ECLI:NL:RBZWB:2024:9091
Rechtbank Zeeland-West-Brabant
- Eerste aanleg - enkelvoudig
- Rechtspraak.nl
Vordering tot proceskostenvergoeding na intrekking beroep tegen UWV
In deze uitspraak van de Rechtbank Zeeland-West-Brabant op 23 december 2024, wordt het verzoek van verzoekster om een veroordeling van het UWV in de proceskosten beoordeeld. Verzoekster had eerder een beroep ingesteld tegen het niet tijdig nemen van een besluit door het UWV op haar aanvraag om herbeoordeling van 5 april 2024. Dit beroep werd ingetrokken nadat het UWV op 11 september 2024 alsnog een beslissing had genomen. De rechtbank heeft het UWV de gelegenheid gegeven om te reageren op het verzoek om proceskostenveroordeling. Het UWV gaf aan bereid te zijn de proceskosten te vergoeden, maar vroeg om een lagere wegingsfactor van 0,25, omdat zij de werkzaamheden als eenvoudig beschouwde.

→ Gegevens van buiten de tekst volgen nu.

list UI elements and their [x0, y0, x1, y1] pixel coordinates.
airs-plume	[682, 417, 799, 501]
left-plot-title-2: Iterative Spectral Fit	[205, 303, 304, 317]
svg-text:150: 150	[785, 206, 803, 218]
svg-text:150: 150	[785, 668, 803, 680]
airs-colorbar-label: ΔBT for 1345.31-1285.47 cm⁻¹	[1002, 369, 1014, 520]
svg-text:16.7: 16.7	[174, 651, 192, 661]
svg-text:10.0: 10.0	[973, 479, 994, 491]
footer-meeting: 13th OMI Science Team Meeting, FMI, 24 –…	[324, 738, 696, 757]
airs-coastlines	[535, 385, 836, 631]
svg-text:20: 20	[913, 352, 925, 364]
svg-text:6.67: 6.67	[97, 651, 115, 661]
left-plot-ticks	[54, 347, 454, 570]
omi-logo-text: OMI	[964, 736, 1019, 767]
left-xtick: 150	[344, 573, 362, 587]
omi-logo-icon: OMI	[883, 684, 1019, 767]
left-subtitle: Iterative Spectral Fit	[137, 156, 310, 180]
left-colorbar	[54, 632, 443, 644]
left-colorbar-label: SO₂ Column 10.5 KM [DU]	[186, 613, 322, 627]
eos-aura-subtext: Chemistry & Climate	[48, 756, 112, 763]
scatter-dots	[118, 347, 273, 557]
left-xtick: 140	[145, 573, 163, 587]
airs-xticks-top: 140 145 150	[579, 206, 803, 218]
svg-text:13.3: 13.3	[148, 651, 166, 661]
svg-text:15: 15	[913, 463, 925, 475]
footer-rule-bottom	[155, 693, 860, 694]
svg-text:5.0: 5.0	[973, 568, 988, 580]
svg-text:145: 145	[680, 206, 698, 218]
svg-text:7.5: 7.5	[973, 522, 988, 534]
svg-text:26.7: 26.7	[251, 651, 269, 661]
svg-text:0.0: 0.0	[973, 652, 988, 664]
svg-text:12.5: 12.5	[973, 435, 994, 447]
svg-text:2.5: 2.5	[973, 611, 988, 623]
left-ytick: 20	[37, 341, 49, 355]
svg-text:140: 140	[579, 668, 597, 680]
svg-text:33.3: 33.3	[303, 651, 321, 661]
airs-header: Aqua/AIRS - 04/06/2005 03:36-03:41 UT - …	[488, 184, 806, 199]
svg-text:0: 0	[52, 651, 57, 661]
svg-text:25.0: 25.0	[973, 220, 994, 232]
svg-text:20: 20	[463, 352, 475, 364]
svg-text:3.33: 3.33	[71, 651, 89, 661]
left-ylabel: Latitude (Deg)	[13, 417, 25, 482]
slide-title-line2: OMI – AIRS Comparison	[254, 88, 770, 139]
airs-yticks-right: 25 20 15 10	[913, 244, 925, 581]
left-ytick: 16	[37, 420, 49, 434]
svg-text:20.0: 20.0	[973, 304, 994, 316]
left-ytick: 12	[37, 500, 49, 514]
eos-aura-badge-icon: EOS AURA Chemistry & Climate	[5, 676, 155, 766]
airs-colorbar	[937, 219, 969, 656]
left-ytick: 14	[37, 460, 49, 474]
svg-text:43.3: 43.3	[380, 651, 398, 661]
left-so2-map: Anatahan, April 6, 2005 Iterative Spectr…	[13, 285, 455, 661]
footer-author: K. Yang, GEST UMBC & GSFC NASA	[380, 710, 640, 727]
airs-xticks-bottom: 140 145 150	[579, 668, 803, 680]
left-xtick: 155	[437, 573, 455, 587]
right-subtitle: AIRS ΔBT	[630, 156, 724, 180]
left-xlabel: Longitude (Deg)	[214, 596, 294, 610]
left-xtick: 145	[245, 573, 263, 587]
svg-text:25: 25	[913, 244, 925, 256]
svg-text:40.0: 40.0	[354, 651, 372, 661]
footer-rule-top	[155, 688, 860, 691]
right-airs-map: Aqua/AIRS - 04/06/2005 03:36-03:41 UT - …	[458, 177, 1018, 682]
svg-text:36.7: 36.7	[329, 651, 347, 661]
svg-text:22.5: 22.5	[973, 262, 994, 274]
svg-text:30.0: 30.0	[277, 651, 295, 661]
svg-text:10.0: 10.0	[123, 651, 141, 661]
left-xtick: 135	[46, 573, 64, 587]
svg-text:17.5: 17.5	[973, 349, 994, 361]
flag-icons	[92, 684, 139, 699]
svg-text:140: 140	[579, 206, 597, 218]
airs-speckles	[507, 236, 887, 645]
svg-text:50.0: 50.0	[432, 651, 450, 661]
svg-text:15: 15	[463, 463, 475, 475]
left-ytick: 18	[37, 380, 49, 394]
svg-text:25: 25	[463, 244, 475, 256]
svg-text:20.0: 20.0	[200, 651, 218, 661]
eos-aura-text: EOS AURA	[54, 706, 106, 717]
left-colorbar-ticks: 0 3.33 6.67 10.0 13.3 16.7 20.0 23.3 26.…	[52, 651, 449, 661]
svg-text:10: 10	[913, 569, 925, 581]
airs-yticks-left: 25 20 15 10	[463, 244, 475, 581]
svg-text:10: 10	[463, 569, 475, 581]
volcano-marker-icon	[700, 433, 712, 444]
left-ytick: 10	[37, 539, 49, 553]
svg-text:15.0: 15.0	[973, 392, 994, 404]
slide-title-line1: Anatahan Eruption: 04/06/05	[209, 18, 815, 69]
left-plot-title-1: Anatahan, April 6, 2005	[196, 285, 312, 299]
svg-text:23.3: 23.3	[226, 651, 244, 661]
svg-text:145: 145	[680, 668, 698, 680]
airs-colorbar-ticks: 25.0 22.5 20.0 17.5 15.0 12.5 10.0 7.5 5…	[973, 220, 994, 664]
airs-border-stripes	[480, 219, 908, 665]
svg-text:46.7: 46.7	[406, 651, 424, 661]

De rechtbank oordeelt dat het UWV inderdaad tegemoet is gekomen aan verzoekster door tijdig een beslissing te nemen. Het verzoek om proceskostenveroordeling wordt dan ook toegewezen. De rechtbank legt uit dat, wanneer een beroep wordt ingetrokken omdat het bestuursorgaan aan de indiener is tegemoetgekomen, de bestuursrechter op verzoek van de indiener het bestuursorgaan kan veroordelen in de proceskosten. De rechtbank wijst het verzoek als kennelijk gegrond toe en kent verzoekster een vergoeding van € 437,50 toe voor de proceskosten, berekend volgens het Besluit proceskosten bestuursrecht (Bpb).
Daarnaast wordt het UWV verplicht om het door verzoekster betaalde griffierecht van € 371,- te vergoeden. De uitspraak is openbaar gemaakt en partijen zijn geïnformeerd over hun recht om verzet aan te tekenen tegen deze uitspraak binnen zes weken na verzending.